High deductible plans are more cost-effective, so they are a better option if you are a pretty healthy person, or younger. I am in my early 70s, and have not been in a hospital much over that time.
For short-term plans for a short-term missions trip or volunteer project of maybe two weeks or two months duration, the cost difference between a $250 deductible and a $500 deductible will not be very much. If you need to use the insurance overseas, I can almost guarantee you the policy will not be $250 more! It might only be $10 more. So check a couple different deductibles using the orange “Get a Quote” buttons that link to the plan you are interested in. You might also want to check a $0 deductible. Realize these out-of-pocket costs may need to be reimbursed if the carrier does not have a prior agreement in place to pay the hospital or doctor directly. We have plans that are better at this with more prior agreements in place. If that is a concern (paying up front and getting reimbursed), please call us for advice on which plans/carriers have better agreements in place in the area you are traveling to.

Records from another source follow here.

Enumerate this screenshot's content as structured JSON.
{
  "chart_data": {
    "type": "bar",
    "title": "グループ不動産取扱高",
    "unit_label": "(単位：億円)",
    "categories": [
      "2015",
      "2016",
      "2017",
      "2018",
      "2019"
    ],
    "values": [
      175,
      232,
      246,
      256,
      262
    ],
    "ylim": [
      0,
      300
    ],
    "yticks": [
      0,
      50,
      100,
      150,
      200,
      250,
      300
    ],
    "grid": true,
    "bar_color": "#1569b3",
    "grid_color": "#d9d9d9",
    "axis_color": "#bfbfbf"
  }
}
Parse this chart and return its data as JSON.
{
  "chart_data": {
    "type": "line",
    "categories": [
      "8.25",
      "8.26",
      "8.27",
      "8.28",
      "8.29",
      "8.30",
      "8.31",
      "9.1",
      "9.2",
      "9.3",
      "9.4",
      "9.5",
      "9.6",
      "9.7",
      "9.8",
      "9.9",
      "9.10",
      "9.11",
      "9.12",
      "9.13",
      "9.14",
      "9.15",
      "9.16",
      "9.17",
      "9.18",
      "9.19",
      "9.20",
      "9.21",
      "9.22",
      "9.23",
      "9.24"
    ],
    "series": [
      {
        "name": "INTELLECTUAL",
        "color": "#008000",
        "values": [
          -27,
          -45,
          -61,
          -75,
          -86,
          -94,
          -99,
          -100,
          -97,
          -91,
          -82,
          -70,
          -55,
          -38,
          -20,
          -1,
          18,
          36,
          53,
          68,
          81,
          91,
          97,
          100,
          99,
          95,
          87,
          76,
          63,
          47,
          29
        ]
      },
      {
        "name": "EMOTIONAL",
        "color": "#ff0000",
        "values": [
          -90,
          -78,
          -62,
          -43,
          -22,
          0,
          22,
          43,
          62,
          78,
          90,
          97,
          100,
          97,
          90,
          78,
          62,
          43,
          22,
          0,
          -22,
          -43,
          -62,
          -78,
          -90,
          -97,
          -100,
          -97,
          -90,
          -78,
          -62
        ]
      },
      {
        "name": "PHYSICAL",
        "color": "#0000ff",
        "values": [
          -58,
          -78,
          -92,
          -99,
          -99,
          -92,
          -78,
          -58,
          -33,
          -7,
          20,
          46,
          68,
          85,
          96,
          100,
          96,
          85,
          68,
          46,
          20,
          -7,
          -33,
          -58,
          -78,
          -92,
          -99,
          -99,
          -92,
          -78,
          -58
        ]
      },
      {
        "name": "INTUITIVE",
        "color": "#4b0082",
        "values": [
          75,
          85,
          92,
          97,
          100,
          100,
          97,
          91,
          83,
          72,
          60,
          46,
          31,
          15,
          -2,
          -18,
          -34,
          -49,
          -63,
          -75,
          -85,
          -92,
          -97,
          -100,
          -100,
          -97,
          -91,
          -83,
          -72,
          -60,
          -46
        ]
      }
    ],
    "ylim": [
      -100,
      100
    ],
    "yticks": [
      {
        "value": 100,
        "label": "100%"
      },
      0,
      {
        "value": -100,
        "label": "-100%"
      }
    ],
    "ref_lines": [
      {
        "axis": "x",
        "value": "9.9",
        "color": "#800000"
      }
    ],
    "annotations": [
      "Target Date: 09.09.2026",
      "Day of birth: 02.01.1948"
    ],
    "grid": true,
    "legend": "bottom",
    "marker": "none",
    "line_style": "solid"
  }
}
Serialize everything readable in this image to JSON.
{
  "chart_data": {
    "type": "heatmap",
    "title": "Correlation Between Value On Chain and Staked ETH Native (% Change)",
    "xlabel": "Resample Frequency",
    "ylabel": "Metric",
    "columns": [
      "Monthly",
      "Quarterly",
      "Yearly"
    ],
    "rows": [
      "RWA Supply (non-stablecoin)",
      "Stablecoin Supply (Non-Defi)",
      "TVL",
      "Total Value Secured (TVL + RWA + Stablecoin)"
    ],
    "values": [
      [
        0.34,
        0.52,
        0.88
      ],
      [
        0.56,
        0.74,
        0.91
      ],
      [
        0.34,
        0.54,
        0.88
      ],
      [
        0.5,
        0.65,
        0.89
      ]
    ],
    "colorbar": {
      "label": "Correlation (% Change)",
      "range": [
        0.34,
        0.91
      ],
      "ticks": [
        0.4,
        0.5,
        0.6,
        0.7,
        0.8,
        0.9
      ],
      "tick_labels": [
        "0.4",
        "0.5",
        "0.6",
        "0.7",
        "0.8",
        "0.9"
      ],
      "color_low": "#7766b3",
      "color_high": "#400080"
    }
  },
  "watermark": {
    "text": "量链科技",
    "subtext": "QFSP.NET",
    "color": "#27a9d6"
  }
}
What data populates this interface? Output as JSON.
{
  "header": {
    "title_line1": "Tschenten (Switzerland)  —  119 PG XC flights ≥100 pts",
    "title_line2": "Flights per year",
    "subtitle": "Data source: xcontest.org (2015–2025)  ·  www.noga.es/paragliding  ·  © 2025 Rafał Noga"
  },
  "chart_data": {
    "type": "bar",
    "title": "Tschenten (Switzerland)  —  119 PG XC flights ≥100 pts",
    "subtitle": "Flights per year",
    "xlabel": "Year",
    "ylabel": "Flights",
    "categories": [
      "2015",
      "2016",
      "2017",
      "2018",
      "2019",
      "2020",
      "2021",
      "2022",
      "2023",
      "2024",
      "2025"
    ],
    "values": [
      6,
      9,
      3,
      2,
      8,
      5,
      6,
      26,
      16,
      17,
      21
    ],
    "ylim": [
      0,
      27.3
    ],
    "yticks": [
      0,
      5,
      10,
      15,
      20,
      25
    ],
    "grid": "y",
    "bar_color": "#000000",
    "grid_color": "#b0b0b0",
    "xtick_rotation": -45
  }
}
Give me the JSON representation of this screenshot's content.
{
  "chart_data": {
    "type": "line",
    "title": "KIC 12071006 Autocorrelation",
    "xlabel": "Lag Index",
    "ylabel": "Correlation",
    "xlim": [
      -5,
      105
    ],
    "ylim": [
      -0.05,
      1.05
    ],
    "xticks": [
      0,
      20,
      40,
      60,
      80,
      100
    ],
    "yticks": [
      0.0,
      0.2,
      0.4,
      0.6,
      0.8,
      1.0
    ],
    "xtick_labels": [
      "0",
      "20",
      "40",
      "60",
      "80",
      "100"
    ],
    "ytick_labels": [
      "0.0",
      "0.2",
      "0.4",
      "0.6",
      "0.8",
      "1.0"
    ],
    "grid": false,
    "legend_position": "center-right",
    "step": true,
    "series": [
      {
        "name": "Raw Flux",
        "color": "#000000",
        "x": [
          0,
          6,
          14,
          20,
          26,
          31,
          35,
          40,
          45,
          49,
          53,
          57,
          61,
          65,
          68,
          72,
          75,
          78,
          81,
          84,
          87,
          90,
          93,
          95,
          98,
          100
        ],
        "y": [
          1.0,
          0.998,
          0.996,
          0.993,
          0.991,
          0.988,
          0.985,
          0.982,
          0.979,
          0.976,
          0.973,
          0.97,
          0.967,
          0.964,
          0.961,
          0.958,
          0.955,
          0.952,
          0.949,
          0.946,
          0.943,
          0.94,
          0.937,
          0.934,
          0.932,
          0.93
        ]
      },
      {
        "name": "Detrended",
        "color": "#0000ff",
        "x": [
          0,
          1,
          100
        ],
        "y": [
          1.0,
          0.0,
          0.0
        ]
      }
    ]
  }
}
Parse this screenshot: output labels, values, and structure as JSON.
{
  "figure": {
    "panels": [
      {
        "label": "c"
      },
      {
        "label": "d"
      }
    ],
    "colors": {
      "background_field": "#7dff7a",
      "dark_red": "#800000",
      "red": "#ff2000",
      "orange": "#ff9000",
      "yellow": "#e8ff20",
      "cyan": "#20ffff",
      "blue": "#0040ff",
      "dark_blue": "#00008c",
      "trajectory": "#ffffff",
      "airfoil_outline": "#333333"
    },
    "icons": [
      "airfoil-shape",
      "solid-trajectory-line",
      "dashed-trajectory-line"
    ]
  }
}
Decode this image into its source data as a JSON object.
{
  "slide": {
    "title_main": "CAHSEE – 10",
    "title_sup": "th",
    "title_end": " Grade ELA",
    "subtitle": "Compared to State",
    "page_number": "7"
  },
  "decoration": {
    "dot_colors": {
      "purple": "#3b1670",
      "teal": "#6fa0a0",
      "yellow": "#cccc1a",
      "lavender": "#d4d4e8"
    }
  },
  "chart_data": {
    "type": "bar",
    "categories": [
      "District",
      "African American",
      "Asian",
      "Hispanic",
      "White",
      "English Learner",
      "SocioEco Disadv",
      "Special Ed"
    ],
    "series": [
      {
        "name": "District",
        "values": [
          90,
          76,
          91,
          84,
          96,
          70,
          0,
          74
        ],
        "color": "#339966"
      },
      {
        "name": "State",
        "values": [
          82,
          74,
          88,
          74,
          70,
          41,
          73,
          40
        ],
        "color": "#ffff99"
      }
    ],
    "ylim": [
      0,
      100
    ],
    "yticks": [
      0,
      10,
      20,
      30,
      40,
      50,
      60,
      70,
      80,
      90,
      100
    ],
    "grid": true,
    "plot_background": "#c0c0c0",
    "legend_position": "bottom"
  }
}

For long-term (over one year) plans, if the difference in the premium between a $500 and $5,000 deductible was only $100 (and usually it is more), a $5,000 deductible would have saved me $36,000 over that 30-year period. That money could have been put in a personal medical savings account in order to meet a deductible if I ever needed surgery: If surgery was not needed, I would have a substantial savings account. And this is only calculating the premium I would have saved on my own personal insurance. I have not calculated in the savings for my whole family. And you have the benefit of liquid capital as well as the interest income on $36,000. If surgery was needed, I would still have been protected from the cost of a major medical catastrophe, e.g., a major operation, and hopefully still have that money I saved to pay my high(er) deductible.